Thursday, June 23, 2016

Socratic Seminar | Inferences, Conclusions, and Predictions


How are Inferences, Conclusions, and Predictions Related? Inference is the process of deducing logical conclusions from premises known or assumed to be true.

A Sherlock Holmes Socratic Seminar Reading Mystery! 

Students think about and analyze small parts of a text before

they read the complete text. The mystery seminar encourages involvement and curiosity that activates attentive listening. Students are also active and moving around the class looking at different sentences and phrases. Students anticipate, predict, and infer what they think they will find in the complete text. Students are encouraged to share what they think is happening in the “mystery text” unread text. Because students will be making inferences, see underlying relationships that should be compared and contrasted through dialogue. Students look for chronological order, logical sequencing, and they must draw on prior knowledge to solve the mystery texts meaning.
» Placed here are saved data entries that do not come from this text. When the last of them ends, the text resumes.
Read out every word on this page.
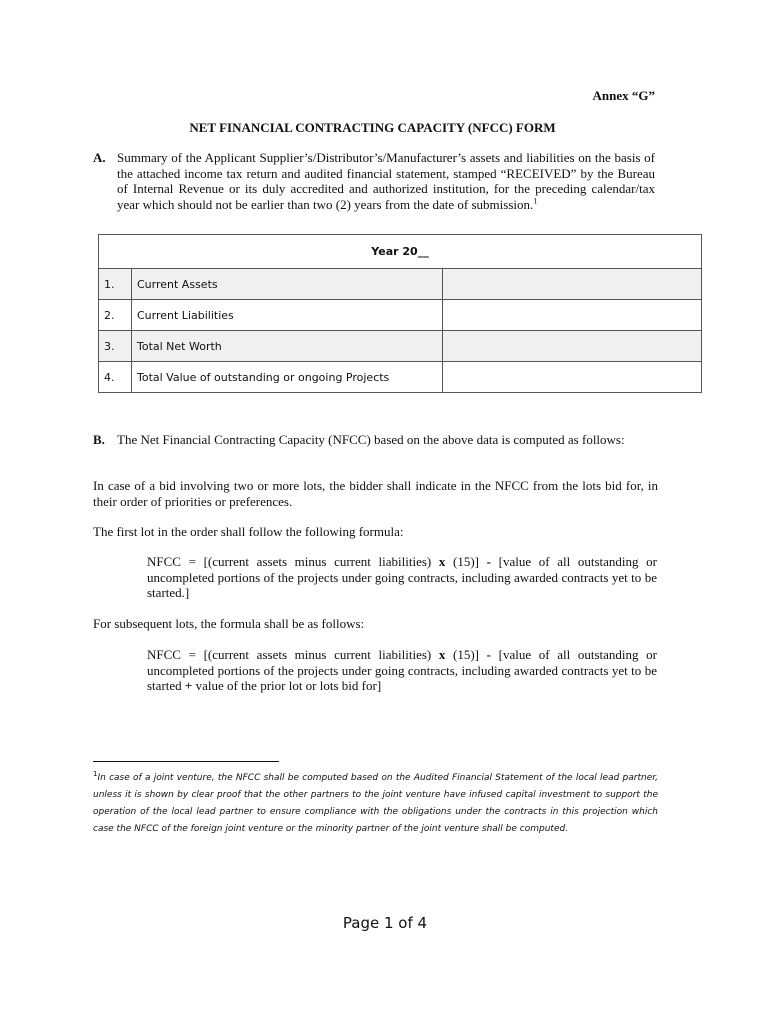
Annex “G”
NET FINANCIAL CONTRACTING CAPACITY (NFCC) FORM
A. Summary of the Applicant Supplier’s/Distributor’s/Manufacturer’s assets and liabilities on the basis of the attached income tax return and audited financial statement, stamped “RECEIVED” by the Bureau of Internal Revenue or its duly accredited and authorized institution, for the preceding calendar/tax year which should not be earlier than two (2) years from the date of submission.$^1$
Year 20__		
1.	Current Assets	
2.	Current Liabilities	
3.	Total Net Worth	
4.	Total Value of outstanding or ongoing Projects	
B. The Net Financial Contracting Capacity (NFCC) based on the above data is computed as follows:
In case of a bid involving two or more lots, the bidder shall indicate in the NFCC from the lots bid for, in their order of priorities or preferences.
The first lot in the order shall follow the following formula:
NFCC = [(current assets minus current liabilities) x (15)] - [value of all outstanding or uncompleted portions of the projects under going contracts, including awarded contracts yet to be started.]
For subsequent lots, the formula shall be as follows:
NFCC = [(current assets minus current liabilities) x (15)] - [value of all outstanding or uncompleted portions of the projects under going contracts, including awarded contracts yet to be started + value of the prior lot or lots bid for]
$^1$In case of a joint venture, the NFCC shall be computed based on the Audited Financial Statement of the local lead partner, unless it is shown by clear proof that the other partners to the joint venture have infused capital investment to support the operation of the local lead partner to ensure compliance with the obligations under the contracts in this projection which case the NFCC of the foreign joint venture or the minority partner of the joint venture shall be computed.
Page 1 of 4
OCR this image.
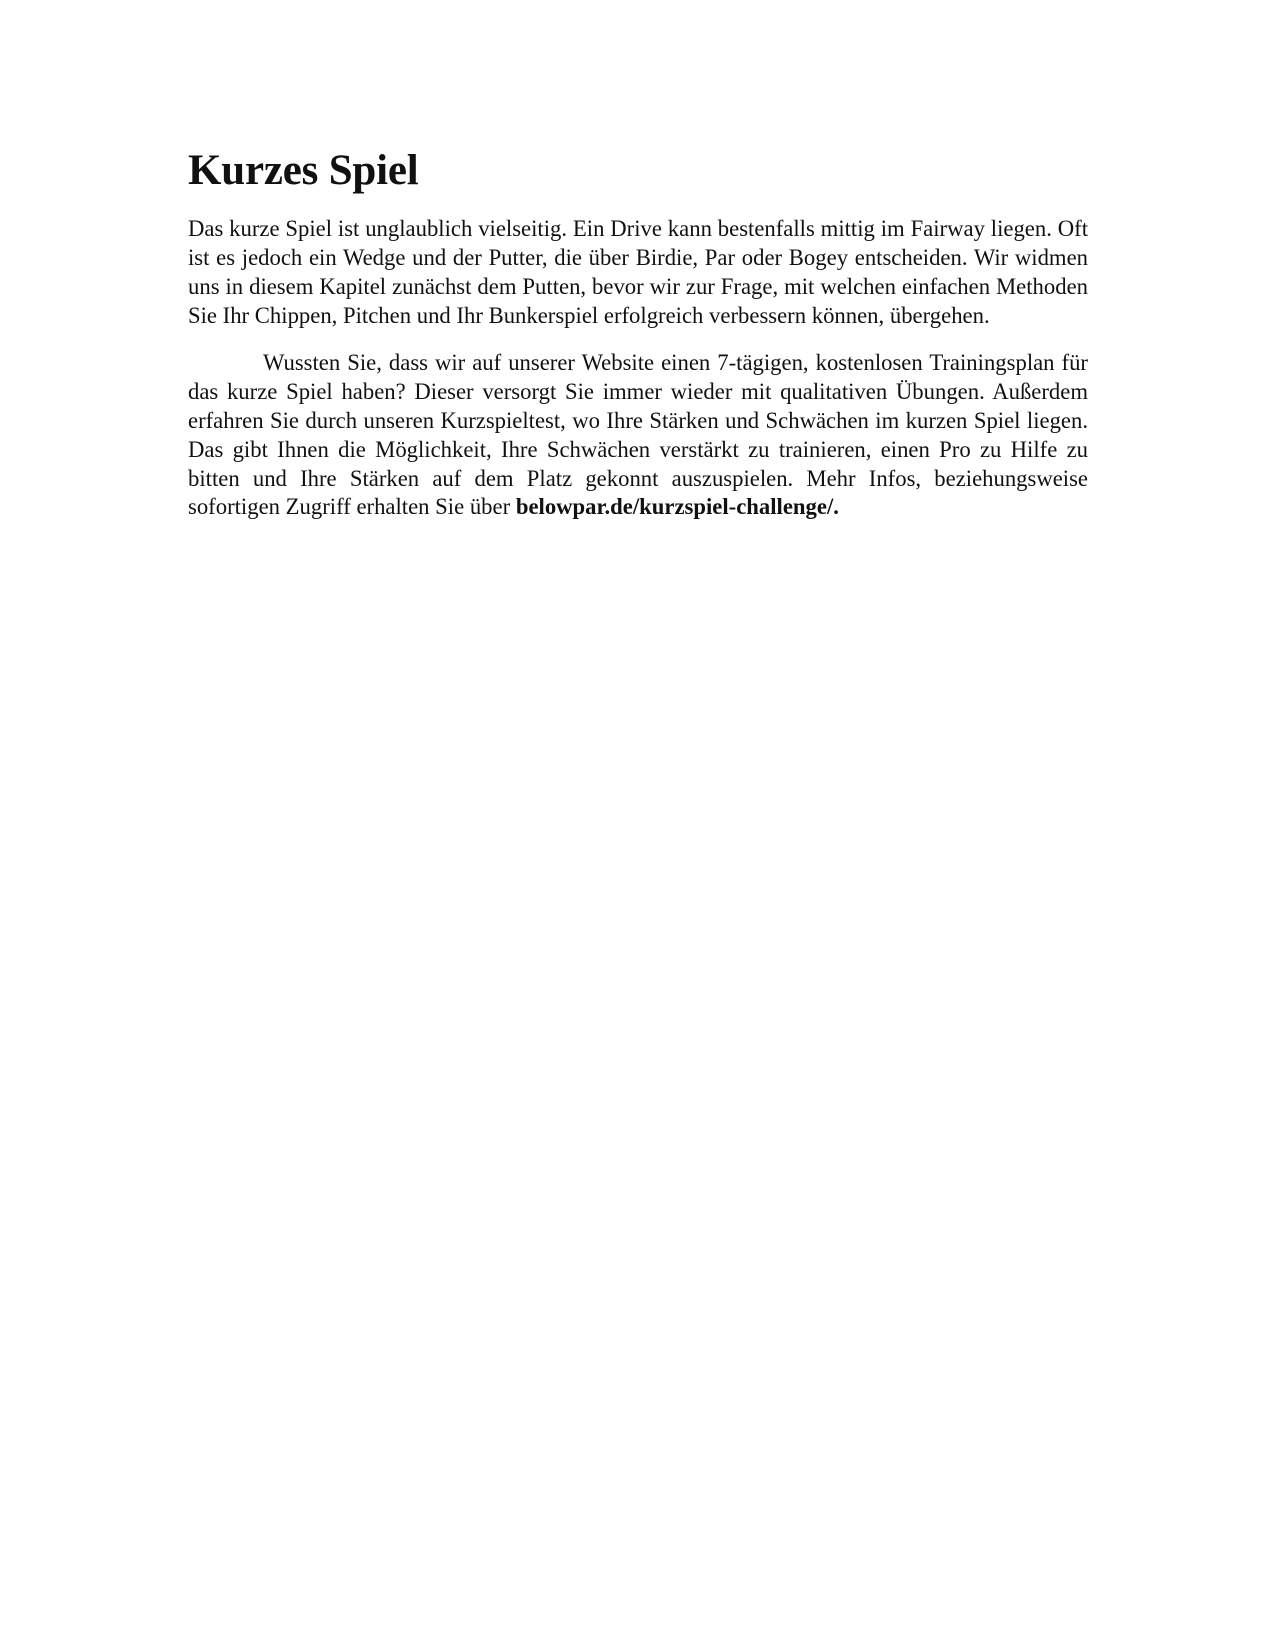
Kurzes Spiel

Das kurze Spiel ist unglaublich vielseitig. Ein Drive kann bestenfalls mittig im Fairway liegen. Oft ist es jedoch ein Wedge und der Putter, die über Birdie, Par oder Bogey entscheiden. Wir widmen uns in diesem Kapitel zunächst dem Putten, bevor wir zur Frage, mit welchen einfachen Methoden Sie Ihr Chippen, Pitchen und Ihr Bunkerspiel erfolgreich verbessern können, übergehen.

Wussten Sie, dass wir auf unserer Website einen 7-tägigen, kostenlosen Trainingsplan für das kurze Spiel haben? Dieser versorgt Sie immer wieder mit qualitativen Übungen. Außerdem erfahren Sie durch unseren Kurzspieltest, wo Ihre Stärken und Schwächen im kurzen Spiel liegen. Das gibt Ihnen die Möglichkeit, Ihre Schwächen verstärkt zu trainieren, einen Pro zu Hilfe zu bitten und Ihre Stärken auf dem Platz gekonnt auszuspielen. Mehr Infos, beziehungsweise sofortigen Zugriff erhalten Sie über belowpar.de/kurzspiel-challenge/.
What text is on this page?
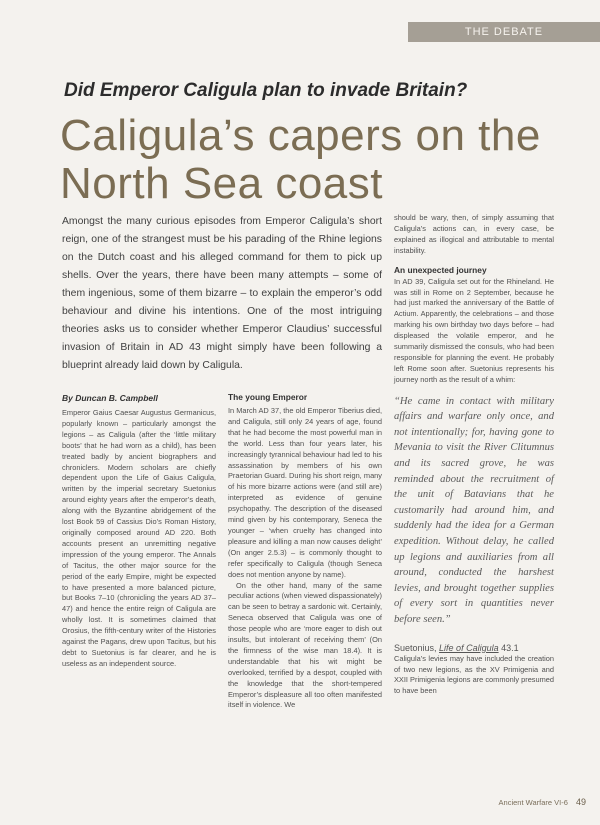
THE DEBATE
Did Emperor Caligula plan to invade Britain?
Caligula’s capers on the North Sea coast
Amongst the many curious episodes from Emperor Caligula’s short reign, one of the strangest must be his parading of the Rhine legions on the Dutch coast and his alleged command for them to pick up shells. Over the years, there have been many attempts – some of them ingenious, some of them bizarre – to explain the emperor’s odd behaviour and divine his intentions. One of the most intriguing theories asks us to consider whether Emperor Claudius’ successful invasion of Britain in AD 43 might simply have been following a blueprint already laid down by Caligula.
By Duncan B. Campbell

Emperor Gaius Caesar Augustus Germanicus, popularly known – particularly amongst the legions – as Caligula (after the ‘little military boots’ that he had worn as a child), has been treated badly by ancient biographers and chroniclers. Modern scholars are chiefly dependent upon the Life of Gaius Caligula, written by the imperial secretary Suetonius around eighty years after the emperor’s death, along with the Byzantine abridgement of the lost Book 59 of Cassius Dio’s Roman History, originally composed around AD 220. Both accounts present an unremitting negative impression of the young emperor. The Annals of Tacitus, the other major source for the period of the early Empire, might be expected to have presented a more balanced picture, but Books 7–10 (chronicling the years AD 37–47) and hence the entire reign of Caligula are wholly lost. It is sometimes claimed that Orosius, the fifth-century writer of the Histories against the Pagans, drew upon Tacitus, but his debt to Suetonius is far clearer, and he is useless as an independent source.

The young Emperor

In March AD 37, the old Emperor Tiberius died, and Caligula, still only 24 years of age, found that he had become the most powerful man in the world. Less than four years later, his increasingly tyrannical behaviour had led to his assassination by members of his own Praetorian Guard. During his short reign, many of his more bizarre actions were (and still are) interpreted as evidence of genuine psychopathy. The description of the diseased mind given by his contemporary, Seneca the younger – ‘when cruelty has changed into pleasure and killing a man now causes delight’ (On anger 2.5.3) – is commonly thought to refer specifically to Caligula (though Seneca does not mention anyone by name).

On the other hand, many of the same peculiar actions (when viewed dispassionately) can be seen to betray a sardonic wit. Certainly, Seneca observed that Caligula was one of those people who are ‘more eager to dish out insults, but intolerant of receiving them’ (On the firmness of the wise man 18.4). It is understandable that his wit might be overlooked, terrified by a despot, coupled with the knowledge that the short-tempered Emperor’s displeasure all too often manifested itself in violence. We

should be wary, then, of simply assuming that Caligula’s actions can, in every case, be explained as illogical and attributable to mental instability.

An unexpected journey

In AD 39, Caligula set out for the Rhineland. He was still in Rome on 2 September, because he had just marked the anniversary of the Battle of Actium. Apparently, the celebrations – and those marking his own birthday two days before – had displeased the volatile emperor, and he summarily dismissed the consuls, who had been responsible for planning the event. He probably left Rome soon after. Suetonius represents his journey north as the result of a whim:

“He came in contact with military affairs and warfare only once, and not intentionally; for, having gone to Mevania to visit the River Clitumnus and its sacred grove, he was reminded about the recruitment of the unit of Batavians that he customarily had around him, and suddenly had the idea for a German expedition. Without delay, he called up legions and auxiliaries from all around, conducted the harshest levies, and brought together supplies of every sort in quantities never before seen.”
Suetonius, Life of Caligula 43.1

Caligula’s levies may have included the creation of two new legions, as the XV Primigenia and XXII Primigenia legions are commonly presumed to have been

Ancient Warfare VI-6 49
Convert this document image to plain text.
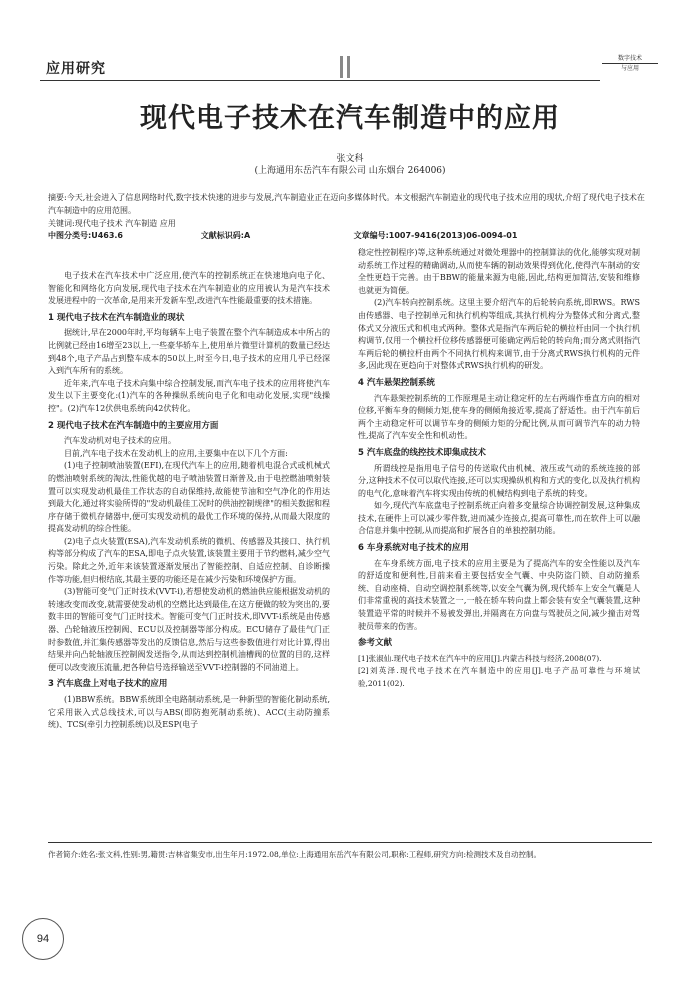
应用研究
数字技术
与应用
现代电子技术在汽车制造中的应用
张文科
(上海通用东岳汽车有限公司 山东烟台 264006)
摘要:今天,社会进入了信息网络时代,数字技术快速的进步与发展,汽车制造业正在迈向多媒体时代。本文根据汽车制造业的现代电子技术应用的现状,介绍了现代电子技术在汽车制造中的应用范围。
关键词:现代电子技术 汽车制造 应用
中图分类号:U463.6	文献标识码:A	文章编号:1007-9416(2013)06-0094-01

电子技术在汽车技术中广泛应用,使汽车的控制系统正在快速地向电子化、智能化和网络化方向发展,现代电子技术在汽车制造业的应用被认为是汽车技术发展进程中的一次革命,是用来开发新车型,改进汽车性能最重要的技术措施。

1 现代电子技术在汽车制造业的现状

据统计,早在2000年时,平均每辆车上电子装置在整个汽车制造成本中所占的比例就已经由16增至23以上,一些豪华轿车上,使用单片微型计算机的数量已经达到48个,电子产品占到整车成本的50以上,时至今日,电子技术的应用几乎已经深入到汽车所有的系统。

近年来,汽车电子技术向集中综合控制发展,而汽车电子技术的应用将使汽车发生以下主要变化:(1)汽车的各种操纵系统向电子化和电动化发展,实现"线操控"。(2)汽车12伏供电系统向42伏转化。

2 现代电子技术在汽车制造中的主要应用方面

汽车发动机对电子技术的应用。

目前,汽车电子技术在发动机上的应用,主要集中在以下几个方面:

(1)电子控制喷油装置(EFI),在现代汽车上的应用,随着机电混合式或机械式的燃油喷射系统的淘汰,性能优越的电子喷油装置日渐普及,由于电控燃油喷射装置可以实现发动机最佳工作状态的自动保维持,故能使节油和空气净化的作用达到最大化,通过将实验所得的"发动机最佳工况时的供油控制规律"的相关数据和程序存储于微机存储器中,便可实现发动机的最优工作环境的保持,从而最大限度的提高发动机的综合性能。

(2)电子点火装置(ESA),汽车发动机系统的微机、传感器及其接口、执行机构等部分构成了汽车的ESA,即电子点火装置,该装置主要用于节约燃料,减少空气污染。除此之外,近年来该装置逐渐发展出了智能控制、自适应控制、自诊断操作等功能,但归根结底,其最主要的功能还是在减少污染和环境保护方面。

(3)智能可变气门正时技术(VVT-i),若想使发动机的燃油供应能根据发动机的转速改变而改变,就需要使发动机的空燃比达到最佳,在这方便做的较为突出的,要数丰田的智能可变气门正时技术。智能可变气门正时技术,即VVT-i系统是由传感器、凸轮轴液压控制阀、ECU以及控制器等部分构成。ECU储存了最佳气门正时参数值,并汇集传感器等发出的反馈信息,然后与这些参数值进行对比计算,得出结果并向凸轮轴液压控制阀发送指令,从而达到控制机油槽阀的位置的目的,这样便可以改变液压流量,把各种信号选择输送至VVT-i控制器的不同油道上。

3 汽车底盘上对电子技术的应用

(1)BBW系统。BBW系统即全电路制动系统,是一种新型的智能化制动系统,它采用嵌入式总线技术,可以与ABS(即防抱死制动系统)、ACC(主动防撞系统)、TCS(牵引力控制系统)以及ESP(电子

稳定性控制程序)等,这种系统通过对微处理器中的控制算法的优化,能够实现对制动系统工作过程的精确调动,从而使车辆的制动效果得到优化,使得汽车制动的安全性更趋于完善。由于BBW的能量来源为电能,因此,结构更加简洁,安装和维修也就更为简便。

(2)汽车转向控制系统。这里主要介绍汽车的后轮转向系统,即RWS。RWS由传感器、电子控制单元和执行机构等组成,其执行机构分为整体式和分离式,整体式又分液压式和机电式两种。整体式是指汽车两后轮的横拉杆由同一个执行机构调节,仅用一个横拉杆位移传感器便可能确定两后轮的转向角;而分离式则指汽车两后轮的横拉杆由两个不同执行机构来调节,由于分离式RWS执行机构的元件多,因此现在更趋向于对整体式RWS执行机构的研发。

4 汽车悬架控制系统

汽车悬架控制系统的工作原理是主动让稳定杆的左右两端作垂直方向的相对位移,平衡车身的侧倾力矩,使车身的侧倾角接近零,提高了舒适性。由于汽车前后两个主动稳定杆可以调节车身的侧倾力矩的分配比例,从而可调节汽车的动力特性,提高了汽车安全性和机动性。

5 汽车底盘的线控技术即集成技术

所谓线控是指用电子信号的传送取代由机械、液压或气动的系统连接的部分,这种技术不仅可以取代连接,还可以实现操纵机构和方式的变化,以及执行机构的电气化,意味着汽车将实现由传统的机械结构到电子系统的转变。

如今,现代汽车底盘电子控制系统正向着多变量综合协调控制发展,这种集成技术,在硬件上可以减少零件数,进而减少连接点,提高可靠性,而在软件上可以融合信息并集中控制,从而提高和扩展各自的单独控制功能。

6 车身系统对电子技术的应用

在车身系统方面,电子技术的应用主要是为了提高汽车的安全性能以及汽车的舒适度和便利性,目前来看主要包括安全气囊、中央防盗门锁、自动防撞系统、自动座椅、自动空调控制系统等,以安全气囊为例,现代轿车上安全气囊是人们非常重视的高技术装置之一,一般在轿车转向盘上都会装有安全气囊装置,这种装置造平常的时候并不易被发弹出,并隔离在方向盘与驾驶员之间,减少撞击对驾驶员带来的伤害。

参考文献

[1]张淑仙.现代电子技术在汽车中的应用[J].内蒙古科技与经济,2008(07).

[2]刘英泽.现代电子技术在汽车制造中的应用[J].电子产品可靠性与环境试验,2011(02).

作者简介:姓名:张文科,性别:男,籍贯:吉林省集安市,出生年月:1972.08,单位:上海通用东岳汽车有限公司,职称:工程师,研究方向:检测技术及自动控制。
94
1. Select key phrases, important dialogue, relevant statements, detailed sentences or keywords directly from a short or lengthier text. Type or copy all the clues onto strips of paper onto index cards. I use public domain literature to make the process faster.  

2. You can shorten a sentence using an ellipsis, but don’t change the original text.

3. Students are organized into groups of 2-4 students. I will pair students with a buddy reader to help a partner when needed. Students can help a partner read or get teacher help, students read silently and individually at first than work in cooperative groups for discussions later.   

4. Place the mystery text cards around the room on charts or on tables or desks.

5. Students read the phrase/text independently and they make a prediction about what the story, fairy tale, parable, Pourquoi tales, legends, myth and any other text could be about. Students, write a quick statement on their Lotus notes prediction chart. During the mystery phase, students are quit unless they are paired with a reading buddy. “I/We think this is about…, because….”, “I/We infer this is about…, because….”“I/We predict this is about…, because….”

6. Students rotate around the room, reading the mystery cards and writing a quick statement on their Lotus notes prediction graphic.  You can set up the seminar with partners and have them read to each other and then start discussing possible predictions before the next rotation. “I predict the text is about a …. Fairytale, proverb, parable, Pourquoi tales, legends, a myth!”

7. After students have read all the mystery cards and completed the first part of their Lotus notes prediction charts, have students return to their cooperative groups. The student present their prediction based on all their notes. Students are encouraged to modify and change their predictions when they hear persuasive arguments and statements. Student’s record modified predictions and persuasive statements from other students in their notes. “My prediction changed from…., Because” “My prediction was supported by….”

8. Students read individually the text in its entirety or as a group whenever needed, they annotate the text highlighting information that challenges, confirms or makes modifications to their predictions. When the students complete their group discussions they listen to the teacher read the entire text. ”, My predictions ….differ from the text, because….?

9. The teacher rereads the entire text selection and stresses the inferential thinking process, discuses further questions, revised predictions, implicit and explicit clues.
Extensions: List lingering questions, make anchor charts, inferential strategies ideas, imagination bubbles, and be creative.

10. Students go back to their Lotus notes prediction charts and look for what they predicted “right or wrong” plus the statements from other students that persuaded them to change their predictions.  The students record the why …  on the second part of their notes,  about “aah hass” revised predictions and further questions.

11. Debrief: Think-out your thoughts, opinions, perceptions, what did the groups learn  while participating in this seminar,  How did their personal predictions differ their partners? How did their personal predictions differ from the text? Was it fun engage in reading in this way? What would make this seminar more fun or engaging? How are Inferences, Conclusions, and Predictions Related?